Scène de route dans le Yukon

A côté du couple de renards polaires, on assiste au défilé d’une faune riche d’ours polaires, martre, lièvre arctique, hermine et des prédateurs tels que le renard roux et les loups arctiques. Il ne faut toutefois pas se faire d’illusion ; on ne voit pas tous ces animaux au cours d’une même journée, ni même au cours d’un seul voyage. Il en va de même des aurores boréales qui n’apparaissent que ponctuellement. J’ai eu la chance d’en admirer une un soir au cœur du Yukon, avec un meute de loups qui hurlait à proximité. Un moment qui vous prend aux tripes… !

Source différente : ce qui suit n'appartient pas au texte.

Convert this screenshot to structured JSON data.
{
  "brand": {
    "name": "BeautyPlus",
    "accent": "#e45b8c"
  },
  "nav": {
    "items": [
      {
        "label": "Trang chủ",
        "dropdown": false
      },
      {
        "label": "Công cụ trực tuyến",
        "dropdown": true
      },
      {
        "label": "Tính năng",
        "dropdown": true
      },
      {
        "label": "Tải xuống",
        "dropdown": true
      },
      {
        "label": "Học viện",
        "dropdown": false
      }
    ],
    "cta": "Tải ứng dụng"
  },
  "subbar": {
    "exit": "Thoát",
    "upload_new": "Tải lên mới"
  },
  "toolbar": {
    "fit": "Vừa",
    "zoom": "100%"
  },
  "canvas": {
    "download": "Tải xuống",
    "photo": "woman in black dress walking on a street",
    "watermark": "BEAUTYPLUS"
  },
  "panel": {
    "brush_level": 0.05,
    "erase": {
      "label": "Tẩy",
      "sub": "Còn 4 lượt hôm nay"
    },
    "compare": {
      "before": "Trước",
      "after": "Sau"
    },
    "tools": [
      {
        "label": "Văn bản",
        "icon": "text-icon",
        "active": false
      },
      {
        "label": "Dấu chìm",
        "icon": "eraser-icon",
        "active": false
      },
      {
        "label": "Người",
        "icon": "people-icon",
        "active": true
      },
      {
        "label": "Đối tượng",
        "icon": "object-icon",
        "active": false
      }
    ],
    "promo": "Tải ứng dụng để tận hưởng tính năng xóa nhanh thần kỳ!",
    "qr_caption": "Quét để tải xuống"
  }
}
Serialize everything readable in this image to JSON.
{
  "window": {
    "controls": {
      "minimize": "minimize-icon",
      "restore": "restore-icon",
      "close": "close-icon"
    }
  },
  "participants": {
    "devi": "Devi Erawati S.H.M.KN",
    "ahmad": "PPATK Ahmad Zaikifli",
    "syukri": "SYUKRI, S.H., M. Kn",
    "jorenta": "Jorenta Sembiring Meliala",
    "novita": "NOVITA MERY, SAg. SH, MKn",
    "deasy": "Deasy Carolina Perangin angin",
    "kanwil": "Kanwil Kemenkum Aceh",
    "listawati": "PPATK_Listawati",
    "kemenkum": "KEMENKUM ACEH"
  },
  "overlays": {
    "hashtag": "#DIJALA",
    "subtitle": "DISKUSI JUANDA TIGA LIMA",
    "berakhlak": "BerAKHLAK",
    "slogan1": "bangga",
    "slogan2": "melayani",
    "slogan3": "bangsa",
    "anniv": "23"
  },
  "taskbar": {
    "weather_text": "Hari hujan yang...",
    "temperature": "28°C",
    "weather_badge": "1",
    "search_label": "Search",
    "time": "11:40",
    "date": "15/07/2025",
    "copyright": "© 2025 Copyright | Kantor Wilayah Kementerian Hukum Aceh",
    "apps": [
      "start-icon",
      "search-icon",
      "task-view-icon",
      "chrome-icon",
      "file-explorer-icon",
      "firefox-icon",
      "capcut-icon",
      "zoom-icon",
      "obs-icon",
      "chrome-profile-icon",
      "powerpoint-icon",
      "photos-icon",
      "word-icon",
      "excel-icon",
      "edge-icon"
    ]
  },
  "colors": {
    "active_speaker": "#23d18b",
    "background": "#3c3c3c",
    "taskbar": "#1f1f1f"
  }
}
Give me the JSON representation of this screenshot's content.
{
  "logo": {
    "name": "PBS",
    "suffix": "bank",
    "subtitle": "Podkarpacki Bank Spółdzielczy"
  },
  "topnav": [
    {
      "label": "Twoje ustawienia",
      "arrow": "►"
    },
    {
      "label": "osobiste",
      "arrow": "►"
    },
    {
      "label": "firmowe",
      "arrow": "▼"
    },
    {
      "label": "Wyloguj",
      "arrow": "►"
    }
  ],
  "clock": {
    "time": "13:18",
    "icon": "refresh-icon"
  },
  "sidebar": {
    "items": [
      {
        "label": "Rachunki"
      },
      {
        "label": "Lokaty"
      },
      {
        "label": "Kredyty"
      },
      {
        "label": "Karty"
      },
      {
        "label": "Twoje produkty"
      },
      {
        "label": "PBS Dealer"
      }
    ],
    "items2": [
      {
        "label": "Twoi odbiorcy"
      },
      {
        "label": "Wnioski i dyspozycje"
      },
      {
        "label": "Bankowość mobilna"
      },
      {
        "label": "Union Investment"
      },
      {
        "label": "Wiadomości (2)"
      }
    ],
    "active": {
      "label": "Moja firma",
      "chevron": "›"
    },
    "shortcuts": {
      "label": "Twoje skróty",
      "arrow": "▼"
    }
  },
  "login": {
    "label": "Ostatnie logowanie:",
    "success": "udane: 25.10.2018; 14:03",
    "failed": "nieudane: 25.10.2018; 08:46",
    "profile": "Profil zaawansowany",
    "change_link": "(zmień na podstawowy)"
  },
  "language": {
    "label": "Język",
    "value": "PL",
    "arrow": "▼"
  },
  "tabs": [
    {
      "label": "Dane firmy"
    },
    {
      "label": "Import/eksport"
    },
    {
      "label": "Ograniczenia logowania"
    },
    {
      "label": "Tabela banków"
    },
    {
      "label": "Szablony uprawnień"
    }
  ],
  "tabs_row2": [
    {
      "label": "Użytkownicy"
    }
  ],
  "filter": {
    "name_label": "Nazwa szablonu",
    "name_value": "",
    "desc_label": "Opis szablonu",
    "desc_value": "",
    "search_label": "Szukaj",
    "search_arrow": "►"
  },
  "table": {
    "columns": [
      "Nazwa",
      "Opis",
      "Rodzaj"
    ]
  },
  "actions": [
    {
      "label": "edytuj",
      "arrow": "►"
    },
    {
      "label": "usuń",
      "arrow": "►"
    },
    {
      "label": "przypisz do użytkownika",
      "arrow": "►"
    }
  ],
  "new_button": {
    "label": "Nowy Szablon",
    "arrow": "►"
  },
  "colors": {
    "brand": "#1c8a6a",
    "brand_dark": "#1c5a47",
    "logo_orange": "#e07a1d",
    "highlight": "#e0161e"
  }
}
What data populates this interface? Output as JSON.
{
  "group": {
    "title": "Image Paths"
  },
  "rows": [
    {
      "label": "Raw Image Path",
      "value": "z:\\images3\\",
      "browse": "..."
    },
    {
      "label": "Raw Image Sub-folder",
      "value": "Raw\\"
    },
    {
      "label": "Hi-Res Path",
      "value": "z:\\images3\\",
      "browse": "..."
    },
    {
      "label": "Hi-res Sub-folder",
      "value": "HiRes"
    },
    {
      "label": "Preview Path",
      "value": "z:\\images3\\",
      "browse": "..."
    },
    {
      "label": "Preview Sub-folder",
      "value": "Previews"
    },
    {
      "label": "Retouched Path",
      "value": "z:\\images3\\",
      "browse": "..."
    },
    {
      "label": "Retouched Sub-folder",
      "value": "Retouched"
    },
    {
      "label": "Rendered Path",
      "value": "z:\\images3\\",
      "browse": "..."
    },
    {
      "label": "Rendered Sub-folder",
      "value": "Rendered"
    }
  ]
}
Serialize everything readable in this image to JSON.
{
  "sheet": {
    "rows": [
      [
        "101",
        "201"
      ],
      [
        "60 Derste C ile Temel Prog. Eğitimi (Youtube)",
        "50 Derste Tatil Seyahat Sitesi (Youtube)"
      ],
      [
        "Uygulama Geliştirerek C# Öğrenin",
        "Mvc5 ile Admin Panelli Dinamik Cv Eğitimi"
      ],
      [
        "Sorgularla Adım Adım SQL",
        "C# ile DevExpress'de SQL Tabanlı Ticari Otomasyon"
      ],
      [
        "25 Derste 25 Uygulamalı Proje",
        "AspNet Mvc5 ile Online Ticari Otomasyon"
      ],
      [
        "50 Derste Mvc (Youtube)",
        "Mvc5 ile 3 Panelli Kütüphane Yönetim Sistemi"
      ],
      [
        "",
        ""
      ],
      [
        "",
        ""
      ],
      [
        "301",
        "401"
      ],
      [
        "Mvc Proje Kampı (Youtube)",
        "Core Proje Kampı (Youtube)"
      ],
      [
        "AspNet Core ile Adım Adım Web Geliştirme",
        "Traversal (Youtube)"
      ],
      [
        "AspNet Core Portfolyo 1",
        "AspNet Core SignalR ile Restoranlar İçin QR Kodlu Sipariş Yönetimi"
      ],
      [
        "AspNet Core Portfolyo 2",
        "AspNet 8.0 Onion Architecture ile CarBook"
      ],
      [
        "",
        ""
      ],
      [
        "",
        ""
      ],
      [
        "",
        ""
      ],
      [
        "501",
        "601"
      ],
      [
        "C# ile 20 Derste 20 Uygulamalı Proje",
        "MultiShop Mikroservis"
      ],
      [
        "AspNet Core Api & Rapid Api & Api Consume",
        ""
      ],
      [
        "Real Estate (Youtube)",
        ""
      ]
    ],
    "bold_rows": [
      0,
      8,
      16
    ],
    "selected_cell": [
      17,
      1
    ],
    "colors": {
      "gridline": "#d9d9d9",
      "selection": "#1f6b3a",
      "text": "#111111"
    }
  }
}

J’adore le Yukon où j’ai effectué deux voyages il y a quelques années, après avoir été fasciné par les paysages somptueux du Dernier Trappeur (2003) de Nicolas Vanier que je salue ici. Le Yukon offre une nature sauvage comme nulle part ailleurs. C’est l’ultime frontière pour les trappeurs, les chercheurs d’or, la Nature à l’état pur, celle de L’Appel de la ForêtThe Call of the Wild – de Jack London.

Automne dans le Yukon

Cette Nature est menacée aujourd’hui. Fort de ses réserves de pétrole bitumineux, le Yukon attire les convoitises de nouveaux prospecteurs, qui remplacent les chercheurs d’or d’autrefois. L’extraction de ce type de pétrole, extrêmement polluante, rejette trois à cinq fois plus de gaz à effet de serre que les forages conventionnels et elle entraîne la destruction d’écosystèmes. Il suffit de regarder l’évolution des températures à Dawson City pour se rendre compte de l’impact du réchauffement climatique sur l’Arctique. Au cours des cinquante dernières années, la température moyenne a augmenté de 2°C et les températures hivernales de 4°C. Nous sommes fin décembre et le fleuve Yukon n’est toujours pas totalement pris par la glace à Dawson ! Plus au nord, la glace de la mer de Beaufort fond à une vitesse folle. Aujourd’hui,pendant l’été, la banquise couvre une surface 40% moins vaste qu’en 1980. D’ici 2040, il n’y aura presque plus de glace dans l’océan à cette saison.

Le fleuve Yukon à Dawson

(Photos: C. Grandpey)

J’ai regardé le film le vendredi 29 décembre dans la matinée afin de bénéficier du tarif réduit. Avec mon épouse, nous étions pratiquement seuls dans la salle de cinéma. Au final, le film m’a déçu et je ne suis jamais vraiment entré dans l’histoire. Il y a de très belles images, mais aussi des longueurs et je me suis un peu ennuyé. Peut-être que les enfants prendront davantage de plaisir. J’espère que la sensibilisation au réchauffement climatique voulue par Guillaume Maidatchevsky atteindra son but, mais je ne suis pas certain que le message soit suffisamment percutant. Mon épouse, d’ordinaire moins sévère que moi, a abouti plus ou moins à la même conclusion.